The first phase of an ongoing project to replace old roofing panels containing asbestos fibers from Stony Brook University’s Chemistry Building was completed in the summer of 2014. The next phase is currently on hold and is waiting to be scheduled, according to Stony Brook University officials.

While the asphaltic materials being replaced in the Chemistry building’s roof do contain asbestos, they do not pose any threat to those working or spending time inside the building, according to Kevin Tumulty, Manager of Industrial Hygiene and Environmental Services of the Department of Environmental Health and Safety.

“There was no risk or health issues associated with this project. All roofing removal was planned and performed properly,” Tumulty said.

According to Tumulty, the asbestos, a term used for a group of six naturally occurring minerals that can be broken down into thin fibers, is non-friable, meaning the material is unlikely to release any fibers into the air.

When asbestos-containing material is considered non-friable, it is generally less hazardous because it will not release fibers into the air, according to the Mesothelioma Cancer Alliance’s website.

Asbestos is not dangerous unless the material in which it is contained is damaged and able to release asbestos fibers into the air.

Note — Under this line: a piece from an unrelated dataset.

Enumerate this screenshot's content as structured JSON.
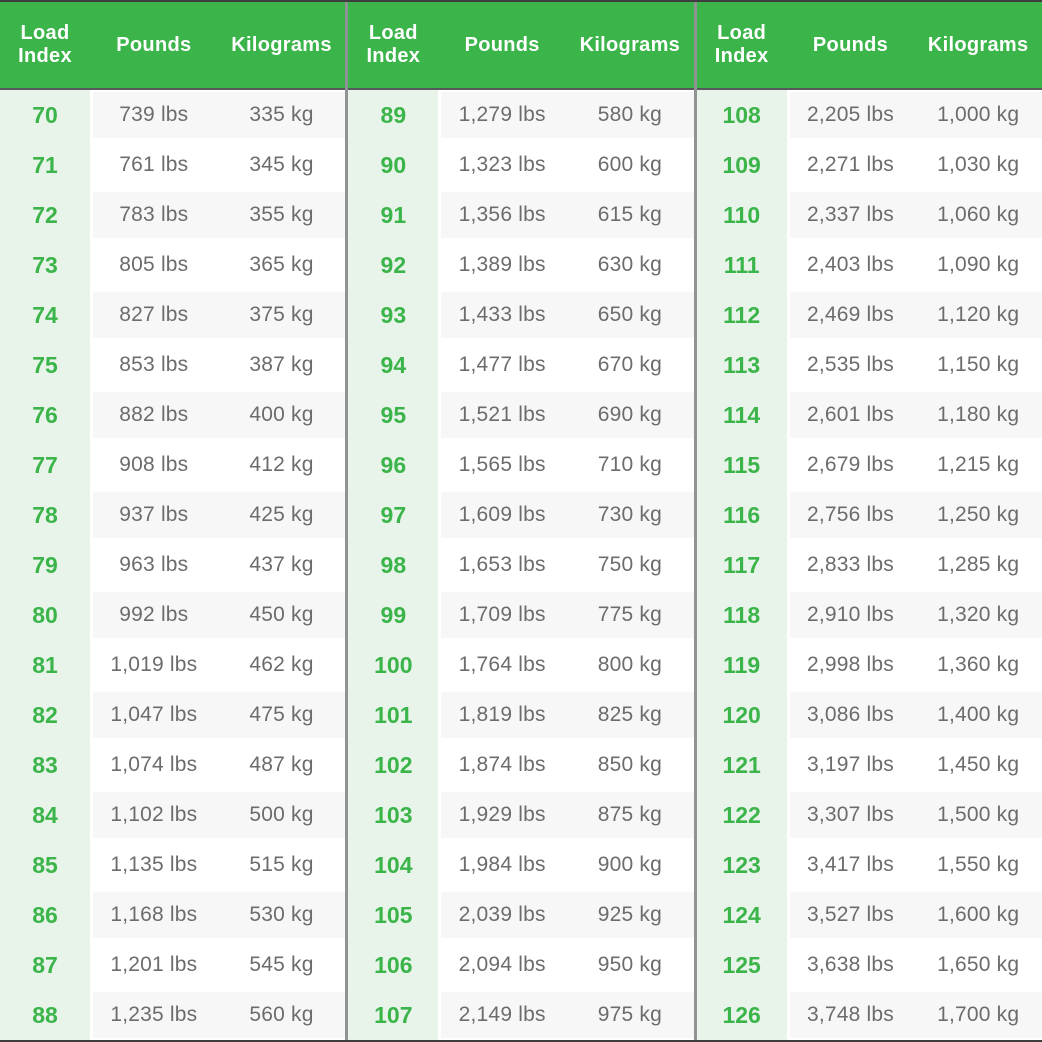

The danger is when the fibers remain in the air and are breathed in, which is not the case for the Chemistry Building’s roofing project.

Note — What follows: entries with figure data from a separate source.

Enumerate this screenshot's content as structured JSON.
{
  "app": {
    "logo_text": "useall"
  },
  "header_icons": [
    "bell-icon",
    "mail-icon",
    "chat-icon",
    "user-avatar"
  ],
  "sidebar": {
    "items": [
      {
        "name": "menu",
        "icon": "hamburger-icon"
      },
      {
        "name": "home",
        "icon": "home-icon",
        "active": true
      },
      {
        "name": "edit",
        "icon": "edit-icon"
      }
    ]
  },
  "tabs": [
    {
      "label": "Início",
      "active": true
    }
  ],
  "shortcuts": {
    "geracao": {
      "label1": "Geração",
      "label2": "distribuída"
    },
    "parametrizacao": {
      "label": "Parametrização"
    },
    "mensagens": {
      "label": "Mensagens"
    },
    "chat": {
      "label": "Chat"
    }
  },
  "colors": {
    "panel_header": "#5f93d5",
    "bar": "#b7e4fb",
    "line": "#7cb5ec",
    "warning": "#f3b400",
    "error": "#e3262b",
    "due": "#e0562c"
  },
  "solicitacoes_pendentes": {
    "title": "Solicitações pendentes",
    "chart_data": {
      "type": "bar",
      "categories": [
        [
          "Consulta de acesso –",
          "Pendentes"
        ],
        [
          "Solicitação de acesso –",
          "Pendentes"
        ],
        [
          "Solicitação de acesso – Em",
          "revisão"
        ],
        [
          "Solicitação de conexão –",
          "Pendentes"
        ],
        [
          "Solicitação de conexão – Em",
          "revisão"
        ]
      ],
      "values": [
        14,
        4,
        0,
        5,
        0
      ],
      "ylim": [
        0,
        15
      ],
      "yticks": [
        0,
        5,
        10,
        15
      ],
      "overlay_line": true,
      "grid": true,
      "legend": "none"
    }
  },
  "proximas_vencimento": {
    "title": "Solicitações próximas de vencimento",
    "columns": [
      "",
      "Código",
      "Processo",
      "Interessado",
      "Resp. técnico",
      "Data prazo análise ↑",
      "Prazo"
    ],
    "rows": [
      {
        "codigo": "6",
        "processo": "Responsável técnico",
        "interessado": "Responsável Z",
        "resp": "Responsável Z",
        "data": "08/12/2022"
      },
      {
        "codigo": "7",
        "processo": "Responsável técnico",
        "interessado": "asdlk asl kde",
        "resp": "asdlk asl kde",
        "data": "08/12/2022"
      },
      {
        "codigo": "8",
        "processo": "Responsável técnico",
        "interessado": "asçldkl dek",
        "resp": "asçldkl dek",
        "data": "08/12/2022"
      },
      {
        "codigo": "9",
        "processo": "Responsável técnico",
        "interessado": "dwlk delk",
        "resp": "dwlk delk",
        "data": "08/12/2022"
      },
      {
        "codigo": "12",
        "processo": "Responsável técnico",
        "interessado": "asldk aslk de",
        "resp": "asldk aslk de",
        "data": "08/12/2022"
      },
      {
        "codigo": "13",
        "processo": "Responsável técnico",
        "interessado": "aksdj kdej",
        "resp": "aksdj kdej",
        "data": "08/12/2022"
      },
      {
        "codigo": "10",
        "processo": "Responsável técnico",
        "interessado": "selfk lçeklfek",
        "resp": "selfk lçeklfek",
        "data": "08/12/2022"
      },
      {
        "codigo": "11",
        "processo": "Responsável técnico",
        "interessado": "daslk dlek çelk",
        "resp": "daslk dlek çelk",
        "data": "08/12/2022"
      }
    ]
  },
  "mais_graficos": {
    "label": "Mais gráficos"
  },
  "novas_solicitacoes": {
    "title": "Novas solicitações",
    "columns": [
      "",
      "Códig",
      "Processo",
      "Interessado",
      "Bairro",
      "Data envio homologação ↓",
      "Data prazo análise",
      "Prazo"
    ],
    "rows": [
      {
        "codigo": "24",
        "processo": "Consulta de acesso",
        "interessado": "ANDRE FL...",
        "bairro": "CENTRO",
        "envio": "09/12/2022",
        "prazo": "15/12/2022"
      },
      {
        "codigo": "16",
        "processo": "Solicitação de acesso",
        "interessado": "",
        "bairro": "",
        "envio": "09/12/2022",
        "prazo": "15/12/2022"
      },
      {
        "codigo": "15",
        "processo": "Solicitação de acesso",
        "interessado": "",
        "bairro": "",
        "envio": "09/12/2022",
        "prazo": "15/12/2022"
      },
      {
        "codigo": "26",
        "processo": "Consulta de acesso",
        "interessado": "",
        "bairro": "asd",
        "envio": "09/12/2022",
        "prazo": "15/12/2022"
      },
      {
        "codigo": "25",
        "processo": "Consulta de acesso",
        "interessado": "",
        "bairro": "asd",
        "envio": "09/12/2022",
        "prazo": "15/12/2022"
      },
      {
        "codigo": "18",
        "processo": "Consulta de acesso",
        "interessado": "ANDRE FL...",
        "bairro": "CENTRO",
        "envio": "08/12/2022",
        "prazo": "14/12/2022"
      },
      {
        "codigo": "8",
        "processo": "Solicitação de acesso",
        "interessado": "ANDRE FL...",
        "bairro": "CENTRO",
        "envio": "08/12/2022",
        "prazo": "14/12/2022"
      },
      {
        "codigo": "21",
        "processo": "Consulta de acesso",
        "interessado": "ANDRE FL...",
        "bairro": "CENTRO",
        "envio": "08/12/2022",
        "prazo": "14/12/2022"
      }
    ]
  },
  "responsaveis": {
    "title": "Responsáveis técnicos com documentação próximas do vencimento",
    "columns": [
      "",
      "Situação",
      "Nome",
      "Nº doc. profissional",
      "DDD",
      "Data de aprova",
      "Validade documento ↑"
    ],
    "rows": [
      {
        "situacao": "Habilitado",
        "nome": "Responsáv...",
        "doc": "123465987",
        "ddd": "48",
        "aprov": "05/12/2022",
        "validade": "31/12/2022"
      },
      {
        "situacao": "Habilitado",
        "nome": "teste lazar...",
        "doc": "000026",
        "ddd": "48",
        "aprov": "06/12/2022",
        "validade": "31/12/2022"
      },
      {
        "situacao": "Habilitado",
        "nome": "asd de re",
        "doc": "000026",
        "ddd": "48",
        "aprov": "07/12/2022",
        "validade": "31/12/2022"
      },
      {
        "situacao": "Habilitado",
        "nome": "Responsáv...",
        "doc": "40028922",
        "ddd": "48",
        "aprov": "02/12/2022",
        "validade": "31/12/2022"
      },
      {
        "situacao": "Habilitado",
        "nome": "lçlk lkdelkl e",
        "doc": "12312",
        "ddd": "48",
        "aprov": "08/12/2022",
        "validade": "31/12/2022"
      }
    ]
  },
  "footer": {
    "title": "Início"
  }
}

In this state, asbestos can cause mesothelioma, a cancer of the lining of the chest and abdominal cavity; or asbestosis, a scarring of the lung by the fibers, according to the U.S. Consumer Product Safety Commission.

The Chemistry Building, built in 1973, was constructed at a time when asbestos was widely believed to be “miracle fiber,” as Stony Brook’s website on Asbestos Management called it. According to the website, asbestos can be found in an estimated 80 percent of all buildings built before 1981.

Asbestos was widely used throughout the 20th century in materials relating to construction due to its “resistance to water, durability and its tensile strength,” according to Tumulty.

The Chemistry Building roofing project has been in the planning stages since 2013, according to construction report by Senior Vice President for Administration, Barbara Chernow.

The planning stages of the project consisted of an inspection and testing of all materials being used in the re-roofing, selection of qualified contractors and qualified third party project monitors for oversight to verify all procedures were being followed, according to Tumulty.

The aim for Stony Brook’s Environmental Health and Safety Department was to “establish a plan and design for the removal and replacement of the roof that complies with the Occupational Safety and Health Administration, Environmental Protection Agency and NY State rules, regulations and codes,” Tumulty said.

While on hold for the moment, when the next phase is scheduled, Stony Brook Environment Health and Safety will post updated information about the project throughout the Chemistry Building, according to Tumulty.